Gilhaelith was sitting up the other end, Tiaan’s map spread out on the floor before him while he made minute alterations to the geomantic globe. It was like watching grass grow.
From the heights, after the sun came up, Nish had seen terrible sights. Early on, a fleet of Orgestre’s constructs had torn straight through a band of running lyrinx, trampling them under the iron feet, smashing flesh and bones to jelly. There had been children among them.

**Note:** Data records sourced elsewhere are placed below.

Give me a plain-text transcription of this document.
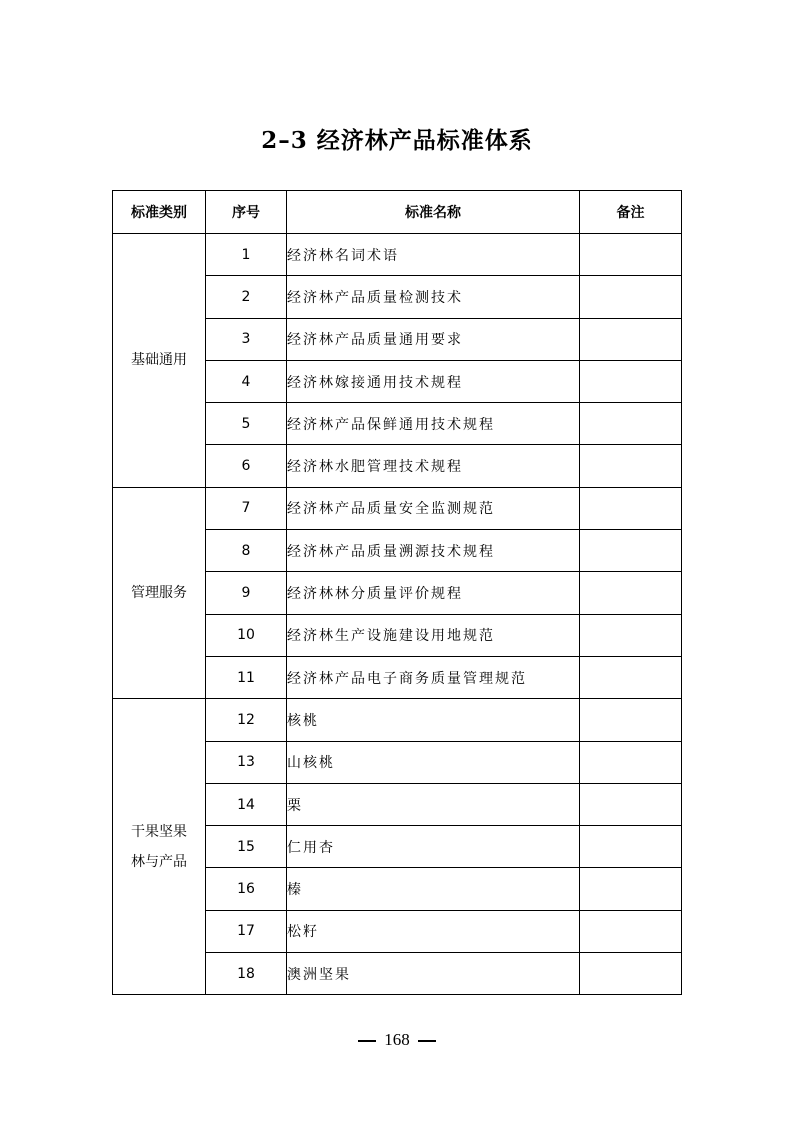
2–3 经济林产品标准体系
标准类别	序号	标准名称	备注
基础通用	1	经济林名词术语	
	2	经济林产品质量检测技术	
	3	经济林产品质量通用要求	
	4	经济林嫁接通用技术规程	
	5	经济林产品保鲜通用技术规程	
	6	经济林水肥管理技术规程	
管理服务	7	经济林产品质量安全监测规范	
	8	经济林产品质量溯源技术规程	
	9	经济林林分质量评价规程	
	10	经济林生产设施建设用地规范	
	11	经济林产品电子商务质量管理规范	
干果坚果林与产品	12	核桃	
	13	山核桃	
	14	栗	
	15	仁用杏	
	16	榛	
	17	松籽	
	18	澳洲坚果	
168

Not long after that, the field had been whipped away from a group of flying lyrinx. They had done everything they could to keep aloft: their limbs went like bellows, their great wings thrashed, but without the aid of the Secret Art no effort could keep them in the air. Males, females and children all plummeted to the bed of the Dry Sea, their impacts making little purple marks that were swallowed by the white immensity of the salt. Nish had gone below after that. It had seemed better not to know, or at least not to see it. But it confirmed that he’d made the right decision.
The sound of the mechanism cut off abruptly. Nish scrambled to his feet but it started again at once as Tiaan tapped into another field.